Incendiée par des manifestants le 31 août septembre 2016, l’Assemblée nationale gabonaise a gardé intactes les stigmates de ses «brûlures» : l’hémicycle complètement détruit par les flammes, une partie du rez-de-chaussée inexploitable, vitres de façade explosées, etc. Le «financement concerté» voulu par les Chinois, qui «sont prêts», tarde à se matérialiser côté gabonais.
Septembre 2016 : Épave d’un véhicule calciné devant l’Assemblée saccagée et incendiée lors des violences post-électorales nées de la réélection contestée d’Ali Bongo. © Reuters
Plus de 15 mois après l’incendie de la première chambre du Parlement, les autorités compétentes ne semblent pas pressées de «rhabiller» le Palais Léon-Mba. En dépit de quelques frémissements en décembre 2016 et en septembre 2017, la question de la réhabilitation de l’Assemblée nationale semble demeurer entière…
«J’espère qu’avec les efforts des deux côtés, on pourra réaliser les travaux de réfection dans les meilleurs délais», avait indiqué Hu Changchu, ambassadeur de Chine au Gabon, lors d’un entretien, le 26 septembre 2017, avec Richard Auguste Onouviet, le président de l’Assemblée nationale. Mettant à profit cette entrevue, l’ambassadeur de Chine avait présenté à son interlocuteur les responsables d’une équipe de 14 experts chinois venus à Libreville en vue d’entamer l’étude de faisabilité d’une réhabilitation de l’hémicycle.

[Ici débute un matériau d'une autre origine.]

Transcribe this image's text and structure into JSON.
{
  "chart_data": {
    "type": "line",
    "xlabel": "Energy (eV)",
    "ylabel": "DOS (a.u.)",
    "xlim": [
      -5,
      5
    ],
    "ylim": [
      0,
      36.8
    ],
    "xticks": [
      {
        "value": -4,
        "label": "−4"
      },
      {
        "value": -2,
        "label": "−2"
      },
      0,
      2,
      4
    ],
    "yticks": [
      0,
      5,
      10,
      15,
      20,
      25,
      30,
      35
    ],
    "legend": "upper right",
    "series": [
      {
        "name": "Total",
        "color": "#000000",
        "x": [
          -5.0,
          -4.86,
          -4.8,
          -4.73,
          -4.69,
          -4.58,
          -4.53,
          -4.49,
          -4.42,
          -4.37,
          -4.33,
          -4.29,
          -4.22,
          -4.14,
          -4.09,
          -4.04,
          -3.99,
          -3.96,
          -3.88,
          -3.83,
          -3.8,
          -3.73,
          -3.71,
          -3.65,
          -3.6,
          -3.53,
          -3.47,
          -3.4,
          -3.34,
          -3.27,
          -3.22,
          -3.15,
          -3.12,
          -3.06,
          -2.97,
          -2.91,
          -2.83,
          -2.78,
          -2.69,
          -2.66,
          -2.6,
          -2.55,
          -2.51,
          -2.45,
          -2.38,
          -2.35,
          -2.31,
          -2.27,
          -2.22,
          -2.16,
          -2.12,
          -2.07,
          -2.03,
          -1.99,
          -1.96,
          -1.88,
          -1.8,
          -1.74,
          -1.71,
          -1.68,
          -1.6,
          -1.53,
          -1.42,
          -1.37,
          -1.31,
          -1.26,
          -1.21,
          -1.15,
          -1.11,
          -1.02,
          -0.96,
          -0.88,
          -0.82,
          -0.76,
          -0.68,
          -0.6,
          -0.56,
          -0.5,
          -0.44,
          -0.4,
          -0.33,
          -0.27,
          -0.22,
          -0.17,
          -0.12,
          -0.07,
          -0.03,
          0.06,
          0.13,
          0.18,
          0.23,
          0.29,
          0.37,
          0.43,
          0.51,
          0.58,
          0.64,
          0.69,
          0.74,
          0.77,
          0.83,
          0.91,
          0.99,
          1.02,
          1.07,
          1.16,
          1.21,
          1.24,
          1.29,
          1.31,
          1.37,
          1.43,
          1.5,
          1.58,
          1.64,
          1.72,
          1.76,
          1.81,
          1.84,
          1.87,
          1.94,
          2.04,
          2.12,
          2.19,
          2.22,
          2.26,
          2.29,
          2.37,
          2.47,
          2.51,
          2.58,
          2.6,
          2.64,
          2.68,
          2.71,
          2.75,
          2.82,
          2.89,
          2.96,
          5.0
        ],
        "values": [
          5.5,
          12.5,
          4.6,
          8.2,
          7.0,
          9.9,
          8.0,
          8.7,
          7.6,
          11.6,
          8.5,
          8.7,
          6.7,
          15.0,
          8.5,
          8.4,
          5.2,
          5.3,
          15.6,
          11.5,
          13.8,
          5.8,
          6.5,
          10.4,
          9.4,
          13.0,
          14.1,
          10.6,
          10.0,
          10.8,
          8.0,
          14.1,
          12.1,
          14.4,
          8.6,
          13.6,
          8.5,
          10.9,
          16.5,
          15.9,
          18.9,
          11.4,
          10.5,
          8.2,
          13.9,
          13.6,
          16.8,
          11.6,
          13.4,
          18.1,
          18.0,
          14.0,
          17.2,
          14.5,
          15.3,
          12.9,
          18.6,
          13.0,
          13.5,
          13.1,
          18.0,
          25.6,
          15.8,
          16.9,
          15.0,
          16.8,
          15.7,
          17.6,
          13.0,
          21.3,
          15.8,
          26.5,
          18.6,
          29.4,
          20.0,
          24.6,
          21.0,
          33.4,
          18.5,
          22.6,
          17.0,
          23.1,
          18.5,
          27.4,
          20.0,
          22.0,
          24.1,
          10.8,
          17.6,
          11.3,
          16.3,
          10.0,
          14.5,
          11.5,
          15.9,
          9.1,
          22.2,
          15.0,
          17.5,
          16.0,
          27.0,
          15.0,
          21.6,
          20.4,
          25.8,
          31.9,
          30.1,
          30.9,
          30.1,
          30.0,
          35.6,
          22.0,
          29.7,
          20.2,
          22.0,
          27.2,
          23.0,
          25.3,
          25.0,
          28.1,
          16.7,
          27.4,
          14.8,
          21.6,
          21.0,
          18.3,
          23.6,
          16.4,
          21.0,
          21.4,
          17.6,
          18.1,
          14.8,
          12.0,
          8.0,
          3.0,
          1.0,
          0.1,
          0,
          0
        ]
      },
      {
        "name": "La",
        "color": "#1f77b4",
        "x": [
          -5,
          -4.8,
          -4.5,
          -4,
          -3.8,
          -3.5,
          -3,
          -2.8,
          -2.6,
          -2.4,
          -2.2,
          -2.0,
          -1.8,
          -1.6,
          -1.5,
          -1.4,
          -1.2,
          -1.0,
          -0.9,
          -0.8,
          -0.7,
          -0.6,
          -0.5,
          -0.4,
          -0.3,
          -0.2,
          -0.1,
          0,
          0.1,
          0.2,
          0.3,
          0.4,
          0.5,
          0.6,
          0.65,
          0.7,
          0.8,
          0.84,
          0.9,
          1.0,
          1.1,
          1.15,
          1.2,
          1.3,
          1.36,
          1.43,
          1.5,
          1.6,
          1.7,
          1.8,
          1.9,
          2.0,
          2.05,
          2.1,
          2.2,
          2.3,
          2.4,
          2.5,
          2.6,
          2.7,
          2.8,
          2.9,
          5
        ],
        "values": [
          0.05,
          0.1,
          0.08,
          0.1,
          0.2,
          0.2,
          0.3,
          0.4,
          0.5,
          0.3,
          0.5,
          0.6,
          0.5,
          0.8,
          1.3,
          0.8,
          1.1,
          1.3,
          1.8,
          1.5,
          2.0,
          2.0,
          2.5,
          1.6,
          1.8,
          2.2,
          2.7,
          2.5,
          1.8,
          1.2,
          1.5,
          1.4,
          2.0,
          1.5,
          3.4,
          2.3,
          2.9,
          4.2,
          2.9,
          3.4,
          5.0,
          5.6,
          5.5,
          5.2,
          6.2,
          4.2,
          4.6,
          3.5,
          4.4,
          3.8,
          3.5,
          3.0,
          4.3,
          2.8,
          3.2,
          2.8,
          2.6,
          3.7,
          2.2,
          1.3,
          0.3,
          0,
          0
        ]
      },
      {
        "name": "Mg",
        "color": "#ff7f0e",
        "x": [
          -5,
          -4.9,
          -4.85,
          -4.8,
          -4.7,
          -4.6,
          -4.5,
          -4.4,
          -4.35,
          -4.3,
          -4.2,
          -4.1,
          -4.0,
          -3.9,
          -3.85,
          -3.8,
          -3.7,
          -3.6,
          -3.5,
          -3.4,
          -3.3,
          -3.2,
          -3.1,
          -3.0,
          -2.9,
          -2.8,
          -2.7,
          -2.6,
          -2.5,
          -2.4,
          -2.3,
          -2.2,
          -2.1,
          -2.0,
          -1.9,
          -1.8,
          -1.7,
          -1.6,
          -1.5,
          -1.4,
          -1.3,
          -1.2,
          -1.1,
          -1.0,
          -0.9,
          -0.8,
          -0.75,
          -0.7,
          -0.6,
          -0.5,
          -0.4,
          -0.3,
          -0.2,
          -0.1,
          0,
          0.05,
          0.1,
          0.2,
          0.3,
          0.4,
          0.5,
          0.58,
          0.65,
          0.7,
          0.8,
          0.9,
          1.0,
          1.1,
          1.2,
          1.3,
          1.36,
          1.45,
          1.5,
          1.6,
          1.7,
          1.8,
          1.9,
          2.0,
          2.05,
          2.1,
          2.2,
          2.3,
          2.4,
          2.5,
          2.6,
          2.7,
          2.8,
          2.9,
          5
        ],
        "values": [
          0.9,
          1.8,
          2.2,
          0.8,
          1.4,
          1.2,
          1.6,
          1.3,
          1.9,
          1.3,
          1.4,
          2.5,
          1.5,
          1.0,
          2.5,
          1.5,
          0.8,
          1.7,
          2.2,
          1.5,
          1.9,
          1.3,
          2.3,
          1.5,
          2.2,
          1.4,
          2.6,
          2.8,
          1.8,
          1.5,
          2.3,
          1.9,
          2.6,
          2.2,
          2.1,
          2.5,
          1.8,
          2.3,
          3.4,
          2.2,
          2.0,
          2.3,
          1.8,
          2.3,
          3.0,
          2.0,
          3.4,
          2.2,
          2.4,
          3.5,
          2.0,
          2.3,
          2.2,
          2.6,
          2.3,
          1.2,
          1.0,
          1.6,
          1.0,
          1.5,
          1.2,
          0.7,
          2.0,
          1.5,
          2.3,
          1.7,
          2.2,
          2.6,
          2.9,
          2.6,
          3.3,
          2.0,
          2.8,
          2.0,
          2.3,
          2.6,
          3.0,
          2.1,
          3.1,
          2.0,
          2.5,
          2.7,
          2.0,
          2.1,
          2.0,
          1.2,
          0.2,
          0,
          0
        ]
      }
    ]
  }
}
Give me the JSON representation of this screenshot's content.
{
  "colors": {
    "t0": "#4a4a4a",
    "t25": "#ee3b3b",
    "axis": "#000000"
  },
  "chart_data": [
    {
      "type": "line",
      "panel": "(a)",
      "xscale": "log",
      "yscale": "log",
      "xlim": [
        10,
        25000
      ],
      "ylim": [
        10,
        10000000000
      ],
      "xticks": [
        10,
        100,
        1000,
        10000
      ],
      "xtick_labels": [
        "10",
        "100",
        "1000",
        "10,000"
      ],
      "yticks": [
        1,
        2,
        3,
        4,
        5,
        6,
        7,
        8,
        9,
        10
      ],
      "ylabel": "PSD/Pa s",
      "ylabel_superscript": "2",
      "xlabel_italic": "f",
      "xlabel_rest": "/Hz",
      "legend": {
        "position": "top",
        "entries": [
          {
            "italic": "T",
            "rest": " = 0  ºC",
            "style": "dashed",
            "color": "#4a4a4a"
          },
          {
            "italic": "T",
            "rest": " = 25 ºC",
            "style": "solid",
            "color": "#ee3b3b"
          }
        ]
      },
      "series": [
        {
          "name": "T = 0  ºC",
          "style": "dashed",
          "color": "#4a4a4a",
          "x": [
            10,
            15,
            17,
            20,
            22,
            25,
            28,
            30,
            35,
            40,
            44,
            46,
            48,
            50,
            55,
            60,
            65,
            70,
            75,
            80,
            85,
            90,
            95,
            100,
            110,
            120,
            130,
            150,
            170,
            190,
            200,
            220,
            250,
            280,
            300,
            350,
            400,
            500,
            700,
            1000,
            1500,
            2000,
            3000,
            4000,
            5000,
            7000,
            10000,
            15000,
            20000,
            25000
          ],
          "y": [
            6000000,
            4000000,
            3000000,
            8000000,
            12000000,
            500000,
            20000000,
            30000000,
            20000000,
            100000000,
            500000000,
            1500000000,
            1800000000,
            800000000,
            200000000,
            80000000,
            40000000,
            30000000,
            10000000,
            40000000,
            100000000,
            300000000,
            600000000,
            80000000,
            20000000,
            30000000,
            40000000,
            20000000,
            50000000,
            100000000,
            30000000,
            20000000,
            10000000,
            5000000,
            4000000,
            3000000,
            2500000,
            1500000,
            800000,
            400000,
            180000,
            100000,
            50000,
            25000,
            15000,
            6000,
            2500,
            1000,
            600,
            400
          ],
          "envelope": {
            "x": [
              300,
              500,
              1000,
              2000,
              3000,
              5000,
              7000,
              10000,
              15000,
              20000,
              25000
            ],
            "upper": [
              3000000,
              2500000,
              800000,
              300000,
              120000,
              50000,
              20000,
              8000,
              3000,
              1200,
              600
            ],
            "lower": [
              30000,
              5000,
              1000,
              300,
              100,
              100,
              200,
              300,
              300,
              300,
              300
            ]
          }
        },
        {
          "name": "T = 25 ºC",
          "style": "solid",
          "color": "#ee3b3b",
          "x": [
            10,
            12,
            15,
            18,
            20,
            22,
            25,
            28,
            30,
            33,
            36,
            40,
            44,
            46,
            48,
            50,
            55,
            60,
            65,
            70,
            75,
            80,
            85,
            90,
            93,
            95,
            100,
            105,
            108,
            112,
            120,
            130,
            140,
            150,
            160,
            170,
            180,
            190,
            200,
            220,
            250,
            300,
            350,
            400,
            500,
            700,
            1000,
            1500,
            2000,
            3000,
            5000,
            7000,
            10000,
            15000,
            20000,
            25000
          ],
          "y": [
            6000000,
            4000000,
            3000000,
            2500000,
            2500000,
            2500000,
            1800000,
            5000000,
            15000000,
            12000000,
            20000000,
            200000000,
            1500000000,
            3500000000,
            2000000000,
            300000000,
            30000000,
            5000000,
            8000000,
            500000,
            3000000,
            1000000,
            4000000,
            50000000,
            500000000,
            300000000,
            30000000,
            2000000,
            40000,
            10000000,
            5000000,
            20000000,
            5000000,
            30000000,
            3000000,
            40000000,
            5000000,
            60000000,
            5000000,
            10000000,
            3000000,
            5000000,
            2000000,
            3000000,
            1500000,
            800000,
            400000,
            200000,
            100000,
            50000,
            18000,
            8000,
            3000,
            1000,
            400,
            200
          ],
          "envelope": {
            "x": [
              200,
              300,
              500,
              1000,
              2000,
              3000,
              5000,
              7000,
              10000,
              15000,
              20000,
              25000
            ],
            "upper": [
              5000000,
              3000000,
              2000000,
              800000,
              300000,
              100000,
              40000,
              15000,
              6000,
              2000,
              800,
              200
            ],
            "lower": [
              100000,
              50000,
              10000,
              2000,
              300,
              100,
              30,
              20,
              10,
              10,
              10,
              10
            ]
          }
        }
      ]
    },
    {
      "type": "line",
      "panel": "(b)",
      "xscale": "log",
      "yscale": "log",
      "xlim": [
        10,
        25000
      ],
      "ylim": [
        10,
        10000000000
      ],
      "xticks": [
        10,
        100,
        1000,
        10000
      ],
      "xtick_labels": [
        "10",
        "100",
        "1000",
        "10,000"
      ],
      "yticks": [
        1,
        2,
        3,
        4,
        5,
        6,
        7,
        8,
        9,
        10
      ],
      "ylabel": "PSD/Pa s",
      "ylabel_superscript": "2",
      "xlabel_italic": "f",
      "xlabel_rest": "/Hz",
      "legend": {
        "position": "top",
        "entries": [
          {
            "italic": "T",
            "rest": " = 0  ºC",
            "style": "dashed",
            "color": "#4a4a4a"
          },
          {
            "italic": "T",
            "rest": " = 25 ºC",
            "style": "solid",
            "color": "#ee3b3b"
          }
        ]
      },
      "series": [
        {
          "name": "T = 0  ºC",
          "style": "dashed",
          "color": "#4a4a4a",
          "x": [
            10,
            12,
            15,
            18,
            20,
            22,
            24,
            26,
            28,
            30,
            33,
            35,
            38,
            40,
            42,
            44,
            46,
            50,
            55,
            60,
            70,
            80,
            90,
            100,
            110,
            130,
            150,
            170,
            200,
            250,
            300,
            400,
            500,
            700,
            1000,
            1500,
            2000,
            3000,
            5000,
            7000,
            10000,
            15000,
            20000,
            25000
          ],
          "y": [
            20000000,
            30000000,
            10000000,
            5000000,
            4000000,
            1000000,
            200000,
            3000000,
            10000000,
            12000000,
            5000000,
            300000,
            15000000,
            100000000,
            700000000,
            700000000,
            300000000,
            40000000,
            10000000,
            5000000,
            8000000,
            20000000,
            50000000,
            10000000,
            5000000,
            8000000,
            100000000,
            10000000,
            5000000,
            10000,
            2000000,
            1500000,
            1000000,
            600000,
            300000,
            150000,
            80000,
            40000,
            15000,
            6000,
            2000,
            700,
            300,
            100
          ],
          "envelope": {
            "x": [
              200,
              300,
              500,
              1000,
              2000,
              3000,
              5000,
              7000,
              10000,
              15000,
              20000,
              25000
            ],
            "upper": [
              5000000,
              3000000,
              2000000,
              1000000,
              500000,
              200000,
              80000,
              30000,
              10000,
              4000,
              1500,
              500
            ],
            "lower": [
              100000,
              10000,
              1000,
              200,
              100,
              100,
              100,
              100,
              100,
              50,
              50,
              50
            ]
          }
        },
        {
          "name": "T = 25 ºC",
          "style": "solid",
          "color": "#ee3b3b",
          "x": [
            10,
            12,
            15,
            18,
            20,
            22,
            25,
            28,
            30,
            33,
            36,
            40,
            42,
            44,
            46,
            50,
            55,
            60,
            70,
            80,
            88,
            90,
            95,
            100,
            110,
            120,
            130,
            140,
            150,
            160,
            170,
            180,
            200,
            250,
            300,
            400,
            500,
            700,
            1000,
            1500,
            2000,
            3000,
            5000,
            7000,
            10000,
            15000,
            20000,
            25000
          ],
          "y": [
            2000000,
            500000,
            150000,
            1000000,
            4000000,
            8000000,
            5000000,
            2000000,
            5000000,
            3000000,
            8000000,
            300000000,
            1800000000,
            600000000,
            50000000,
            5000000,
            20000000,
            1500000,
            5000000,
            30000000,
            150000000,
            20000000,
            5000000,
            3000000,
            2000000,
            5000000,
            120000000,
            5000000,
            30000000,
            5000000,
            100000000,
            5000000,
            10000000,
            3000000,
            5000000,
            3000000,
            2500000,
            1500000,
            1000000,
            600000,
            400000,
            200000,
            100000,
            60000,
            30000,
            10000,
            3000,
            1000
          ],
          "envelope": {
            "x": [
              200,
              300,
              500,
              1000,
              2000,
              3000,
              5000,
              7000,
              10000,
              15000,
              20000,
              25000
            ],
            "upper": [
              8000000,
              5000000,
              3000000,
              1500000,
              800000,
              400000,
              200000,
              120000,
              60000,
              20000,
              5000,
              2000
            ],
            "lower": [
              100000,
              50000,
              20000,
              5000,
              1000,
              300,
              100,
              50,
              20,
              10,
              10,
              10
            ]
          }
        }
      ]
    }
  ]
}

Ces techniciens s’étaient d’ailleurs rapidement mis à pied d’oeuvre.
La visite des experts chinois intervenait neuf mois après la visite officielle, les 7 et 8 décembre 2016, du chef de l’État gabonais à Beijing en Chine. A cette occasion, les deux parties avaient signé un accord portant réfection de l’édifice détruit lors des violences post-électorales du 1er septembre 2016, après l’annonce des résultats de l’élection présidentielle par le ministre de l’Intérieur de l’époque, Pacôme Moubelet-Boubéya. Le Gabon était donc demandeur.
Le Gabon demandeur, mais…
Selon des indiscrétions de certains députés le concèdant en off, «on ne comprend que le dialogue politique et d’autres opérations spectaculaires aient été financés en milliards de francs, et que l’on n’ait pas trouvé un copeck pour l’Assemblée ; au risque de pécher par corporatisme, nous pensons qu’il était plus important de commencer par l’Assemblée nationale». Ces sources avancent que «les efforts n’ont pas été faits des deux côtés, c’est en effet la partie gabonaise qui n’a pas encore réagi», alors que le plénipotentiaire chinois souhaitait un «financement concerté». Il faut espérer qu’une réelle discordance ne s’est pas installée au fil du temps.
À ce jour, en tout cas plus de quinze mois après l’incendie, et bien que le bâtiment donne d’inquiétants signes d’affaissement par endroits, «les autorités compétentes ne semblent pas accorder au Palais Léon-Mba l’attention qu’il devrait mériter». Toujours selon les sources internes de l’Assemblée nationale, «les Chinois, eux, sont prêts». La situation n’a pas changé. «Le plafond de l’hémicycle s’est effondré, et les sièges en sont complètement carbonisés, c’est un spectacle désolant qui s’offre aux visiteurs ; le temps est venu de réhabiliter le bâtiment. En fait, pour éviter que les députés ne respirent des effluves de ces cendres, il aurait même fallu que l’Assemblée déménage et loue des locaux pour nos sessions et nos réunions en commission», regrette un député.
«Réelle et salutaire préoccupation»
L’Assemblée nationale est, avec le Sénat, la Maison Georges-Rawiri, le stade de l’Amitié d’Angondjé et deux hôpitaux publics, l’un des symboles de l’excellence de la coopération entre le Gabon et la Chine. Situé sur le Boulevard Triomphal Omar-Bongo, l’une des principales artères de Libreville, le Palais Léon-Mba avait été livré aux autorités gabonaises en 2002. Le Sénat, autre composante du Parlement, avait été livré, pour sa part, en novembre 2005. Alors, «à quand cette réhabilitation si nécessaire ?», se demandent un bon nombre de députés. Au moment où une nouvelle législature va être mise en place – en avril prochain en principe – la question a effectivement tout son sens. Elle soulève une réelle et salutaire préoccupation.